Nothing Keeps Leon Sanit, 97, Off the Court.

It’s like clockwork. Every weekday at 11 A.M., 97-year-old Leon Sanit arrives at the Oakwood Apartments courts in Los Angeles. He plays singles for an hour or two with the teaching pro or a member half his age. If no one’s around, Sanit will load up the ball machine. He lives for his court time, and nothing is going to interrupt it—not even life-saving bladder cancer surgery.

Sanit’s doctors don’t know how much time he has left, but they proposed a surgical procedure they say has a 50 percent chance of extending his life. But he’s ruled that out because it could keep him permanently, or even just temporarily, off the court.

“I want to go along just the way everything is now,” Sanit says, “and whatever is gonna be is gonna be.”

“My dad has decided that he’s feeling well now,” says Sanit’s daughter, Nancy Englander, “so he doesn’t think he should give that up for a surgery with an uncertain outcome. He’s going to play his tennis, which he loves, and make the most of it.”

Make the most of it he does, flummoxing his opponents with slices and spins that have them huffing and puffing from corner to corner. Sanit even puts Oakwood’s head teaching pro, Rodger Lolley, through his paces. “Everyone wants to play me after I play Leon, because I’m dripping with sweat,” says Lolly, who has been Sanit’s coach for 13 years. “Nothing makes him happier than hitting a winner off me.”

“If we have good rallies, I enjoy it,” Sanit says. “Even if we don’t have good rallies I enjoy it.
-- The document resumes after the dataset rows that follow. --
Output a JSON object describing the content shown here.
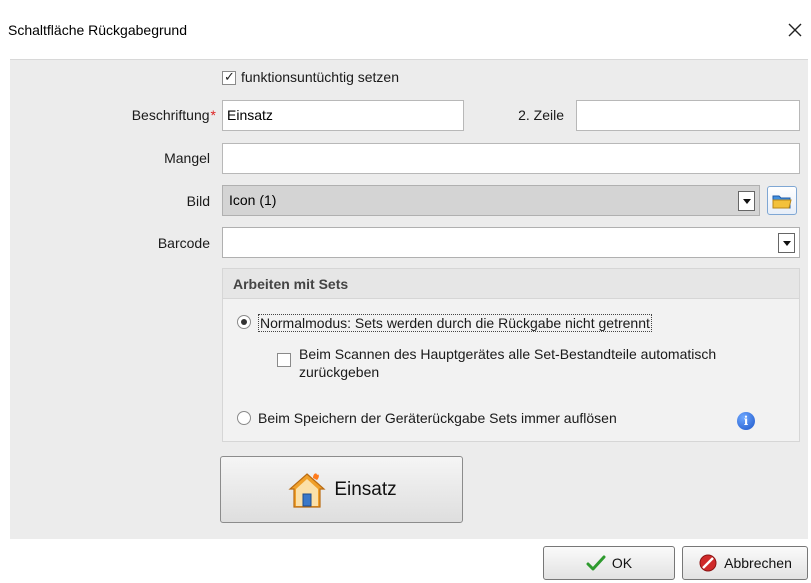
{
  "window": {
    "title": "Schaltfläche Rückgabegrund"
  },
  "form": {
    "defunct_checkbox": {
      "label": "funktionsuntüchtig setzen",
      "checked": true
    },
    "caption": {
      "label": "Beschriftung",
      "required_mark": "*",
      "value": "Einsatz"
    },
    "second_line": {
      "label": "2. Zeile",
      "value": ""
    },
    "defect": {
      "label": "Mangel",
      "value": ""
    },
    "image": {
      "label": "Bild",
      "value": "Icon (1)"
    },
    "barcode": {
      "label": "Barcode",
      "value": ""
    }
  },
  "sets": {
    "title": "Arbeiten mit Sets",
    "normal_mode": {
      "label": "Normalmodus: Sets werden durch die Rückgabe nicht getrennt",
      "selected": true
    },
    "auto_return": {
      "label_line1": "Beim Scannen des Hauptgerätes alle Set-Bestandteile automatisch",
      "label_line2": "zurückgeben",
      "checked": false
    },
    "always_dissolve": {
      "label": "Beim Speichern der Geräterückgabe Sets immer auflösen",
      "selected": false
    },
    "info_glyph": "i"
  },
  "preview_button": {
    "label": "Einsatz",
    "icon": "house-icon"
  },
  "footer": {
    "ok_label": "OK",
    "cancel_label": "Abbrechen"
  },
  "colors": {
    "required": "#d22222",
    "panel": "#ececec",
    "ok_check": "#2e9a2e",
    "cancel_red": "#d02a2a"
  }
}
I just like being out there.”

Golf used to be Leon’s game, when he was working as a court clerk in Brooklyn, N.Y. But he decided it was too tame and took up tennis in earnest 20 years ago, when he retired and moved to Southern California to be closer to his daughter and niece. He’s outlived two wives—each marriage lasted 30 years—and a girlfriend of nine years who passed away two years ago. “He never misses a pretty girl walking by,” Englander says. On Tuesdays, Sanit has a regular hitting date with Camilla Horen, 30, whom he half jokingly calls “the love of my life.”

Horen says she understands Sanit’s decision to forego surgery. “Tennis has been what’s keeping him alive,” she says. Leon agrees: “If I don’t play tennis I’m just sittin’ around and goin’ to sleep all the time,” he says. “Tennis is what gets me up. I know I have to be here at 11 o’clock every day.”

Lolley tries to encourage him to play more doubles, but Sanit says he doesn’t want to waste his time watching a partner hit half of the balls. Tennis may be the sport of a lifetime, but Sanit doesn’t want to waste a single minute of it.

Just a few months shy of his 98th birthday in January, he’s currently working on getting a little more action on his serve, but that’s not his big goal. “Rodger promised that if I reach a hundred, he won’t charge me for lessons. Free lessons for life!”